Industrial warehouse space, once a dud in real estate, is now closing in on prom queen status, as more retail goes online and as the housing market recovers.
“Amazon is at the forefront of a larger trend that has seen demand for well-located logistics centers, very close to major urban centers increase sharply,” said Sam Chandan of Chandan Economics. “It’s some of the best performing space that we see in commercial real estate right now, across all property types.”
Warehouses are the strongest prospect for both investment and development in 2014, according to the latest PWC Investor Survey. Two thirds of respondents deemed warehouses a “buy.”
“That’s the highest of all the real estate food groups,” said PWC partner Mitch Roschelle. “The online retailers have struggled to figure out how to get the goods closer and closer and closer to where the people live.”
As Amazon starts moving its products closer to its customers, others will likely follow suit, meaning more need for those smaller distribution centers that are closer to major metropolitan areas.
“They [Amazon] are probably the most creative and forward-looking people in this space, and seeing this type of thing doesn’t surprise me,” said Jack Cuneo, CEO of Chambers Street Properties. “It’s a great model, so you’re going to see more people emulating what they do and more need on their part for space.”
Chambers Street, a real estate investment trust based in Princeton, N.J., owns six Amazon fulfillment centers, three in the United States and three overseas. While these are larger properties, Cuneo says a system like Amazon is proposing might move the retailer out of some of the larger facilities and into smaller ones.
That is already happening with smaller retailers. The warehouse industry can thank them for much of its recovery.
“It started with big box retailers, but in the last several quarters we’re seeing growing demand from the smaller businesses as well,” said Frank Cohen, senior managing director in Blackstone’s Real Estate Group. Cohen is responsible for Blackstone’s industrial venture investments, which include over 45 million square feet of facilities across the U.S.
“Small mom and pops are getting into the e-commerce game now as well,” added Cohen, who says he looks for well-located properties and, “appropriate spaces.”
As demand and rents increase, it should come as no surprise that warehouse development is on the rise as well, especially speculative construction. About 62 percent of the 59 million square feet under construction at the end of the third quarter of 2013 was being built without signed tenants, according to a report from CoStar, a commercial real estate data firm.

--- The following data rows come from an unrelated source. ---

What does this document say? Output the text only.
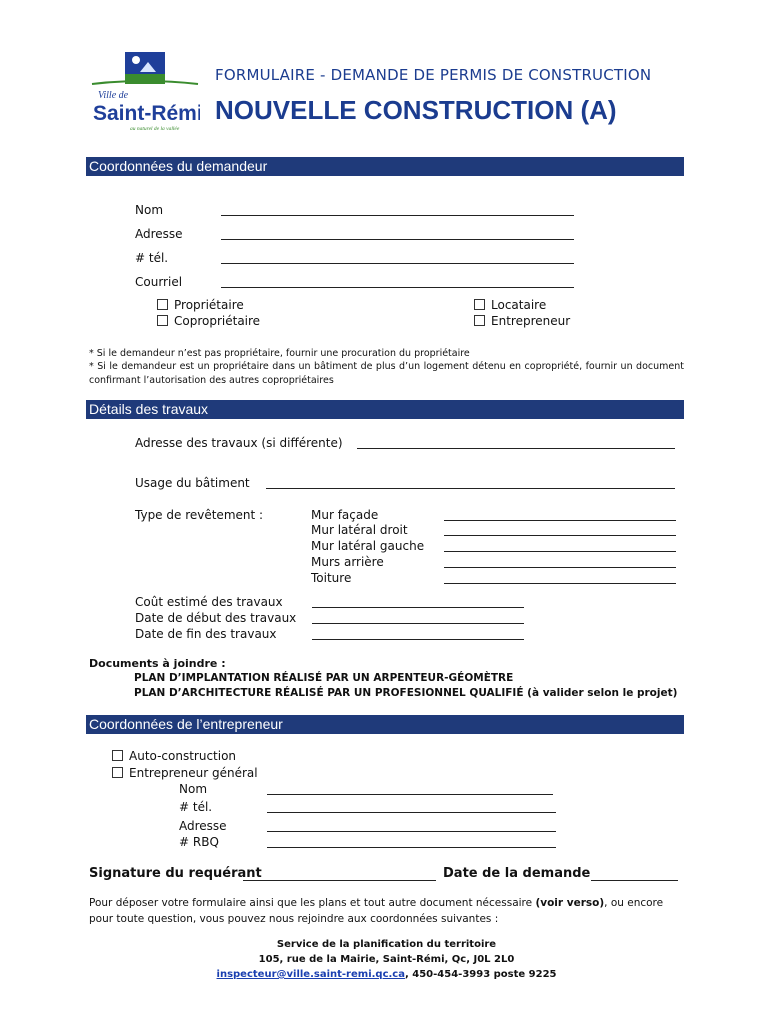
Ville de
Saint-Rémi
au naturel de la vallée
FORMULAIRE - DEMANDE DE PERMIS DE CONSTRUCTION
NOUVELLE CONSTRUCTION (A)
Coordonnées du demandeur
Nom
Adresse
# tél.
Courriel
Propriétaire
Copropriétaire
Locataire
Entrepreneur
* Si le demandeur n’est pas propriétaire, fournir une procuration du propriétaire
* Si le demandeur est un propriétaire dans un bâtiment de plus d’un logement détenu en copropriété, fournir un document confirmant l’autorisation des autres copropriétaires
Détails des travaux
Adresse des travaux (si différente)
Usage du bâtiment
Type de revêtement :	Mur façade
Mur latéral droit
Mur latéral gauche
Murs arrière
Toiture
Coût estimé des travaux
Date de début des travaux
Date de fin des travaux
Documents à joindre :
PLAN D’IMPLANTATION RÉALISÉ PAR UN ARPENTEUR-GÉOMÈTRE
PLAN D’ARCHITECTURE RÉALISÉ PAR UN PROFESIONNEL QUALIFIÉ (à valider selon le projet)
Coordonnées de l’entrepreneur
Auto-construction
Entrepreneur général
Nom
# tél.
Adresse
# RBQ
Signature du requérant	Date de la demande
Pour déposer votre formulaire ainsi que les plans et tout autre document nécessaire (voir verso), ou encore pour toute question, vous pouvez nous rejoindre aux coordonnées suivantes :
Service de la planification du territoire
105, rue de la Mairie, Saint-Rémi, Qc, J0L 2L0
inspecteur@ville.saint-remi.qc.ca, 450-454-3993 poste 9225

While it might seem like a better play to buy older, distressed warehouses, that is not where investors are heading. Today’s modern distribution systems require state-of-the-art facilities. That is why new product is in the highest demand.
“There will be more warehouse development because it’s the easiest and quickest to build, and there’s a tremendous amount of obsolescence in warehouse,” said Roschelle. “You need a robotic kind of model.”
Bigger warehouses may actually be moving out of favor, as retailers continue their quest to expedite deliveries. Amazon tends to build big warehouses, further away from populated areas.
“When you lease to bigger tenants, there is a lot of risk if those tenants don’t renew,” said Alexander Goldfarb, a commercial REIT analyst at Sandler O’Neill. “As a landlord, you’d rather deal with smaller tenants, where there is more negotiating power.”
While Amazon has the scale to build its own space, they also sign some very big leases, and they are not alone.
“Demand for logistics is growing faster than for other types of space because online retail sales are outperforming bricks-and-mortar in so many product categories,” said Chandan. “Proximity to the customer and speed of delivery are a big part of the competitive equation for online retailers.”
All this recovery and demand in the warehouse sector is coming despite a still-weak housing recovery, but as builders and home improvement specialists come back to the market, they will only add fuel to the fire, needing more space to store their tile, pipes and lumber. California is already seeing it.
This new shift to close-in markets will mean higher costs for land and construction. Developers will now be in competition with office and brick-and-mortar retailers, but given the potential rewards in the new age of e-commerce, they are unlikely to back away.